On the walk back, the sun began to push its way through the thinning clouds, lighting the land around us. It was then that Barbra and one of our friends spotted a large white bird perched motionless on a hump out on the tundra. “It’s got to be an owl,” I said. “Let’s see.” We made our way toward the white shape until there was no doubt we were looking at a large snowy owl. These owls are huge, the heaviest in North America. When it finally spread its magnificent wings and lifted off, it revealed an underside of almost pure white–a male in its prime, grown fat on ground squirrels.

Seeking Silver Salmon

Coho Salmon

Trolling is boring, I thought. Two summers ago we drove around in our boat outside of Whittier at incredibly slow speeds dragging a couple of lures only one silly little pink salmon came to bite. Heck, you don’t even get hold the rod!

This was my impression.

That has changed.

This summer while in Seward, we heard the silver salmon (Coho) run on Resurrection Bay was hot. Out on the bay, Jack got gear ready for trolling; I was prepared to enjoy the scenery. But no sooner did he put a lure in the water and set the rod in the holder than we got hit! We quickly strategized–I drive, Jack tends rigs, fish hits, Jack shouts “FISH,” I drop the boat into neutral, Jack reels in the fish, I grab the net, and Voila–major fun! Then we switch–Jack drives, I reel in the fish, and Jack does honors on the net!

The limit for silver salmon in Resurrection Bay is six fish – which meant with two limits, we could keep 12.. The first 11 salmon came easily. Naturally, that last elusive fish took us a while to find. We took a break from trolling by catching other fish that day…halibut, lingcod, and rockfish. When we went back to trolling, a dime-bright silver was waiting for us. When we finally pulled up at the cleaning station at the marina with our beautiful catch (two Chinook, several large silvers, halibut and rockfish)…even the locals were impressed.

Grizzly

At the summit of the Exit Glacier trail, we put our packs down and let our eyes sweep across the Harding Ice Field. It looked like a vast lake of white, dotted here and there with the dark, bare rock of mountain peaks pushing up from the ice field like islands.

“What’s that out there?” Barbra asked, pointing far out on the ice field.

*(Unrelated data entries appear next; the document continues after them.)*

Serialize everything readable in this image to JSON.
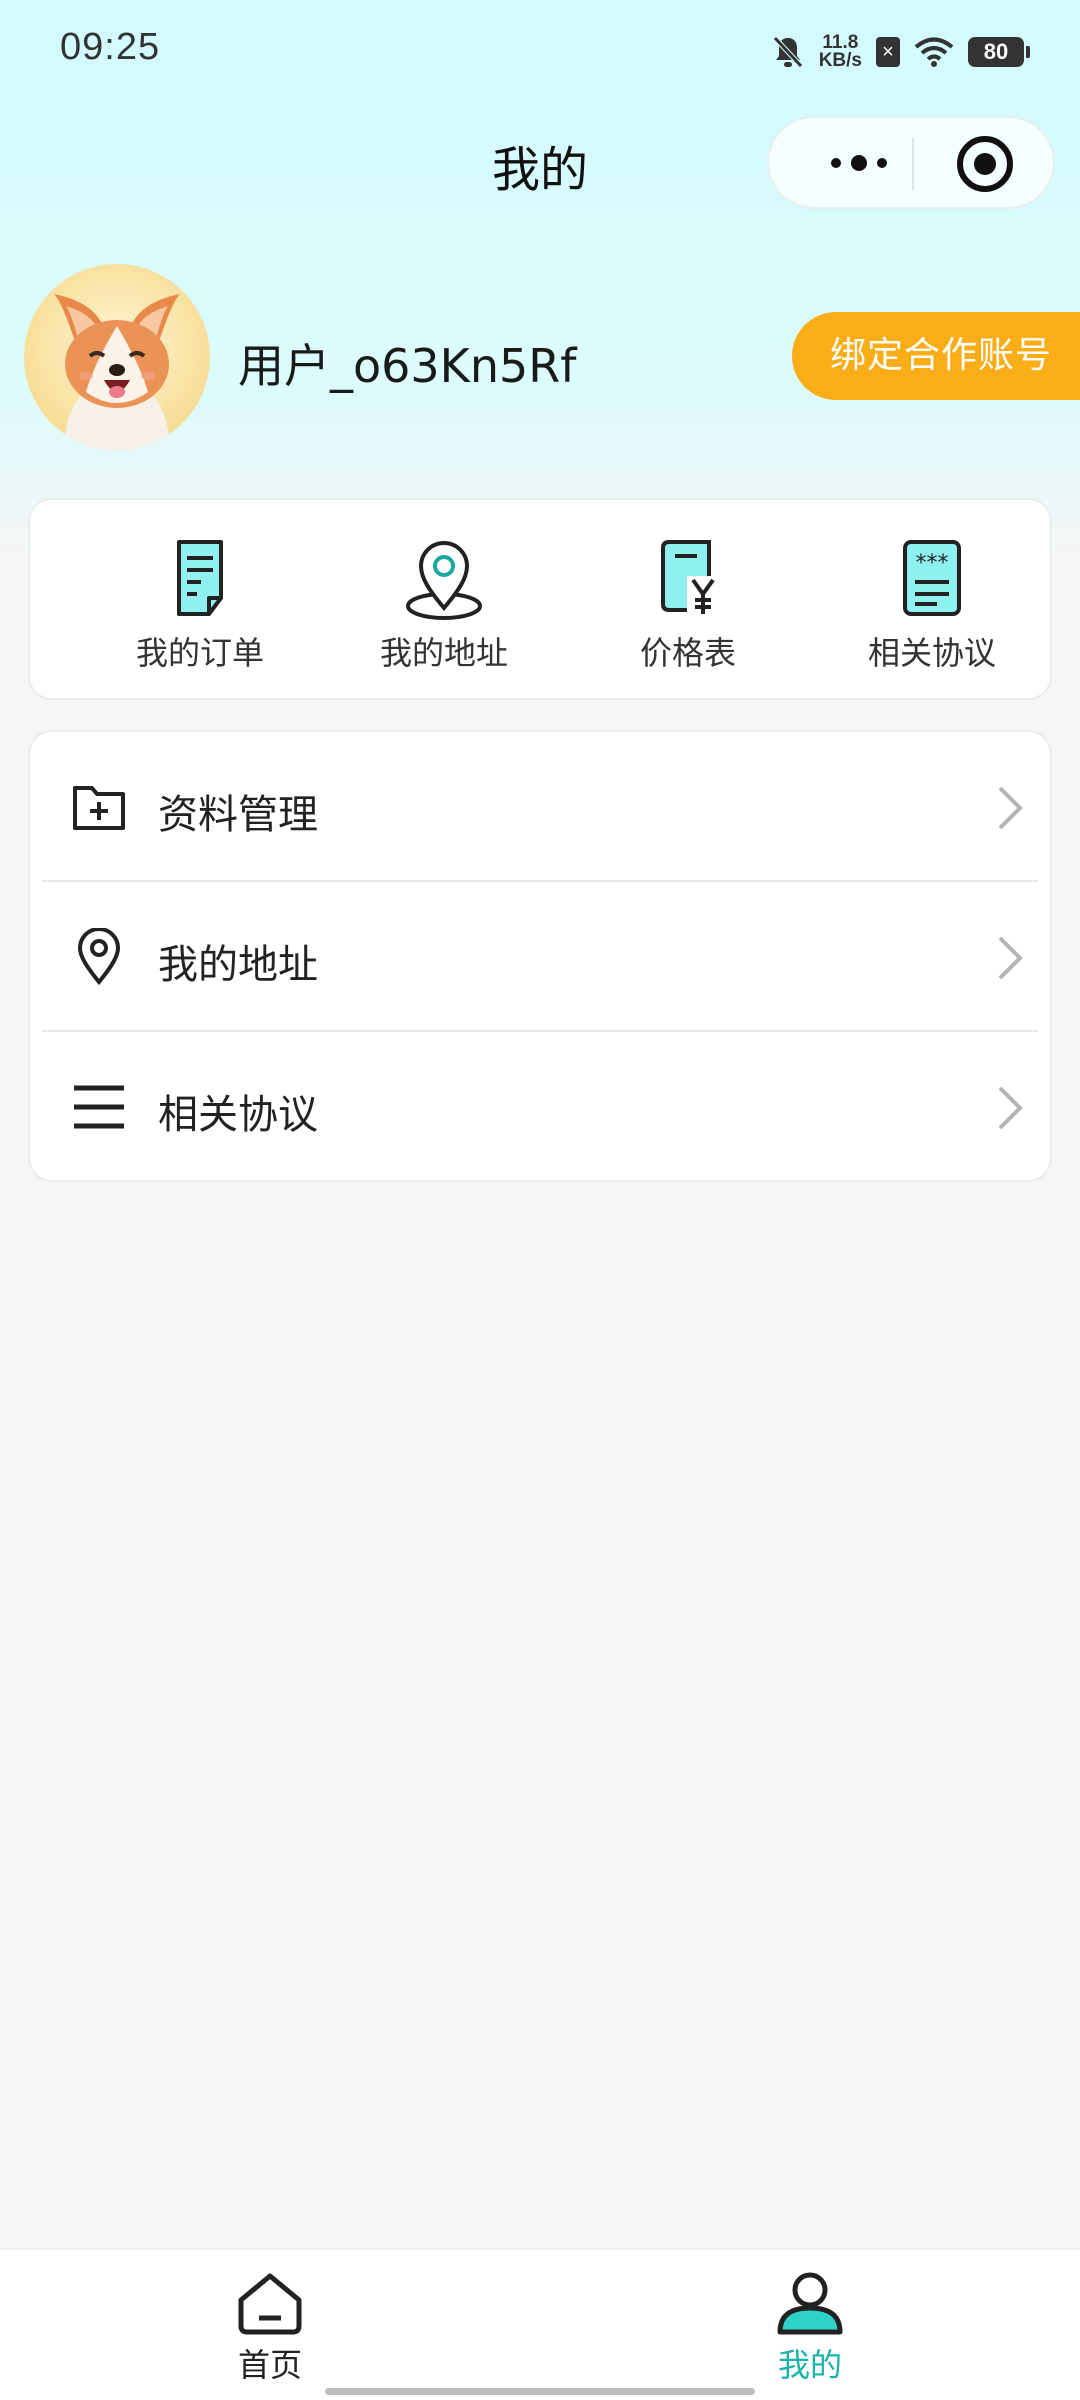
{
  "status_bar": {
    "time": "09:25",
    "net_speed_value": "11.8",
    "net_speed_unit": "KB/s",
    "battery": "80",
    "icons": [
      "bell-off-icon",
      "sim-off-icon",
      "wifi-icon",
      "battery-icon"
    ]
  },
  "header": {
    "title": "我的",
    "capsule_icons": [
      "more-icon",
      "close-target-icon"
    ]
  },
  "profile": {
    "username": "用户_o63Kn5Rf",
    "bind_button": "绑定合作账号",
    "avatar_icon": "corgi-avatar"
  },
  "quick_actions": [
    {
      "label": "我的订单",
      "icon": "order-icon"
    },
    {
      "label": "我的地址",
      "icon": "location-icon"
    },
    {
      "label": "价格表",
      "icon": "price-list-icon"
    },
    {
      "label": "相关协议",
      "icon": "agreement-icon"
    }
  ],
  "menu": [
    {
      "label": "资料管理",
      "icon": "folder-add-icon"
    },
    {
      "label": "我的地址",
      "icon": "location-pin-icon"
    },
    {
      "label": "相关协议",
      "icon": "menu-lines-icon"
    }
  ],
  "tab_bar": {
    "tabs": [
      {
        "label": "首页",
        "icon": "home-icon",
        "active": false
      },
      {
        "label": "我的",
        "icon": "user-icon",
        "active": true
      }
    ]
  },
  "colors": {
    "accent_teal": "#1cb3a8",
    "icon_fill": "#8ff0f0",
    "bind_button_orange": "#fbad18",
    "header_bg": "#d2fbfd"
  }
}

“Probably just some person,” I replied, barely looking up.

As the dark object continued to lumber toward us, Barbra finally picked up the binoculars. “It’s a bear!”

Sure enough. On the hike up the trail, we’d spotted a sow black bear with two cubs grazing in an alpine meadow. With the image of the black bear fresh in our minds, it was clear that what we were now looking at was a grizzly. A massive one with a large shoulder hump, probably a male.

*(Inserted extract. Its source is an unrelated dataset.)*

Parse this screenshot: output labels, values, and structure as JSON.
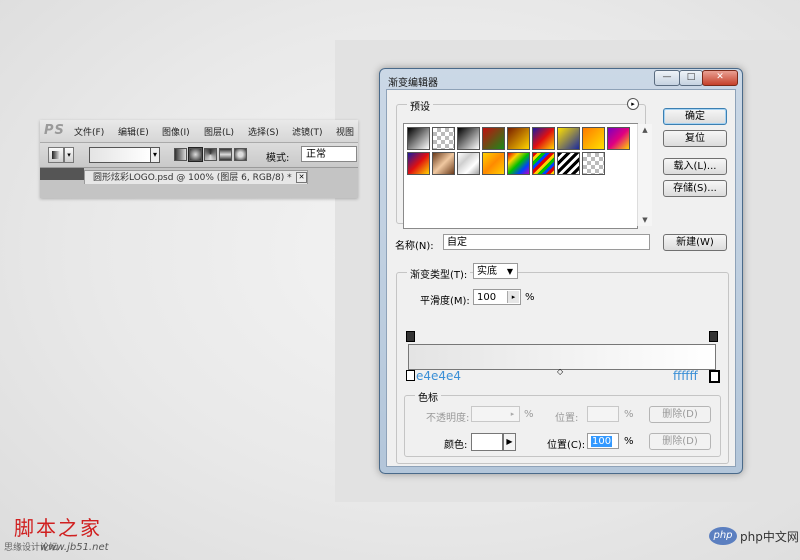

We marveled at the speed with which it made it’s way across the frozen landscape, it’s tracks stretching out as far as the eye could see in its wake. He appeared to be heading straight for Exit Glacier, which, we imagined, he would follow until he came to a river where he could find spawning sockeye salmon.

Glaciers are like rivers of ice, pushed down mountains by the weight of the ice fields where they are born. It is not known for certain how deep—how thick—the Harding Ice Field is. Judging from the mountain peaks that surround it, it must surely be thousands of feet thick at its deepest places, and it spawns dozens of glaciers, each one carving its own path in the mountain rock as it flows. Exit Glacier moves at a rate of about one and a half feet each day, grinding out a valley under the tons of ice it carries.

Rhythms

School has been out for a week. The sun is up all day. Children are playing. People are out socializing. Hunters have their boats on the sea ready for the ice to open enough to hunt oogruk (bearded seals). The birds are mating and nesting. Soon it will be time to gather eggs.

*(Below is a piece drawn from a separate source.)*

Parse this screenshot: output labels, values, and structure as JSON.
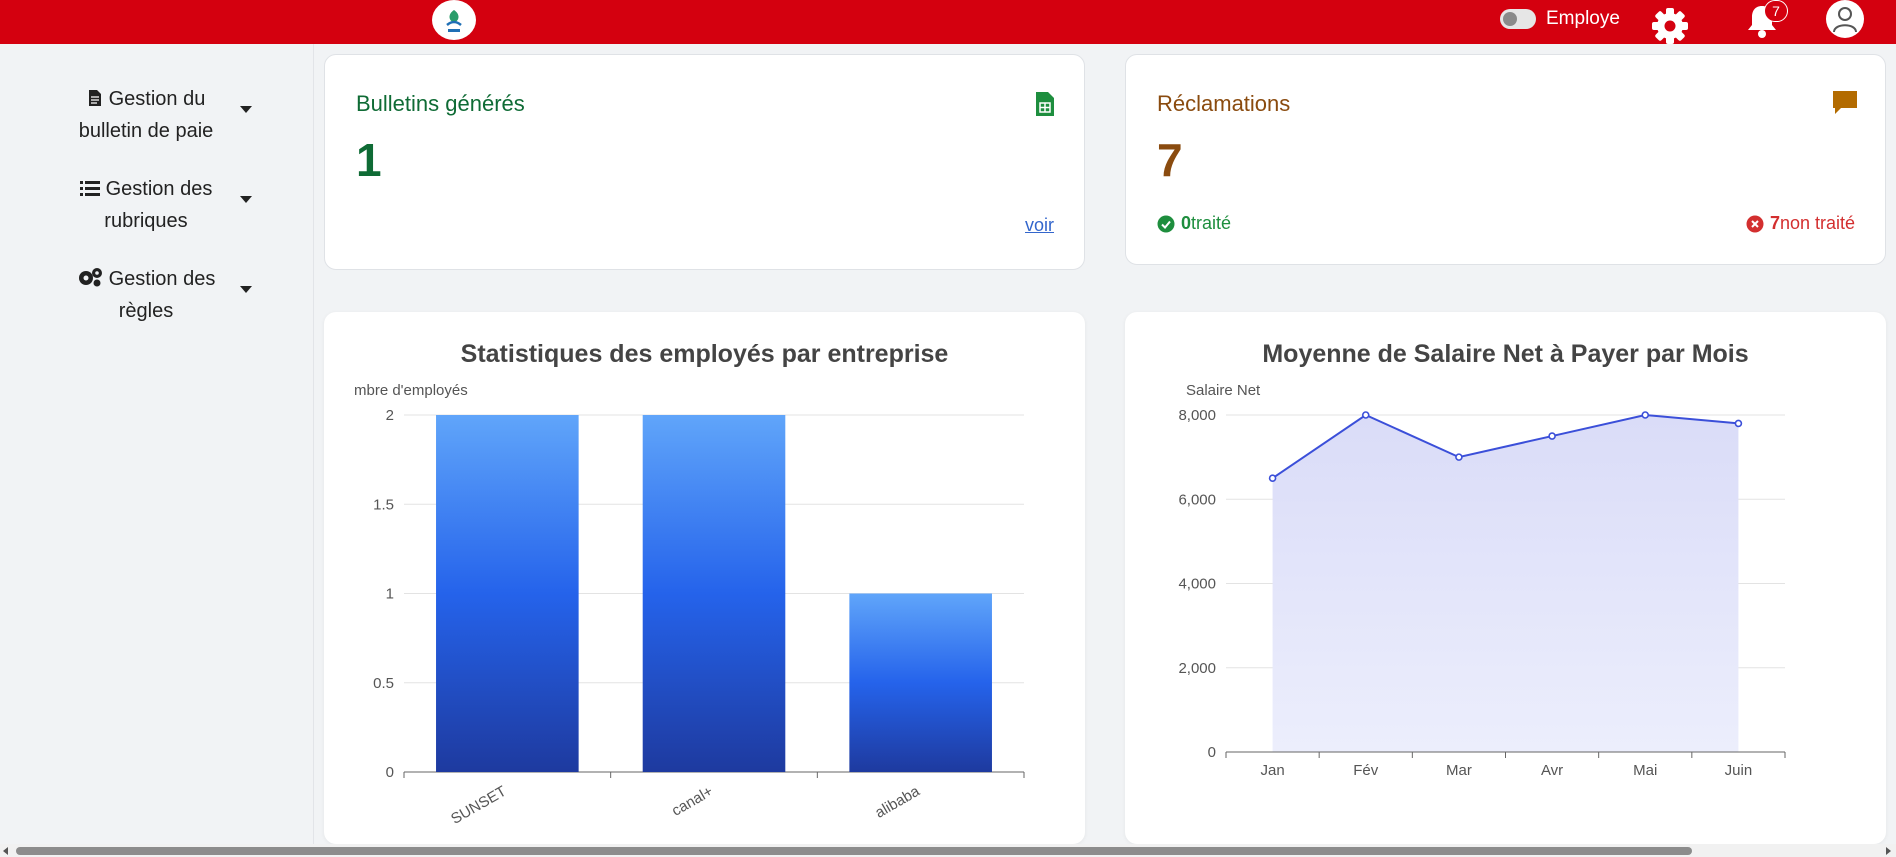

The rhythms of Sarichef island hum along.

Northern Hawk Owl

Northern hawk owls (Surnia ulula) are typically found in boreal forests but are visitors to open land as well. Although primarily visual hunters, their keen sense of hearing allows them to locate prey up to a foot below the snow. Lots of voles here on Sarichef Island. Day by day, more new species of birds are arriving–gulls, geese, ducks, sandpipers, songbirds. Here and there amidst the snow melt and winter-brown vegetation, a few shoots of green are poking up.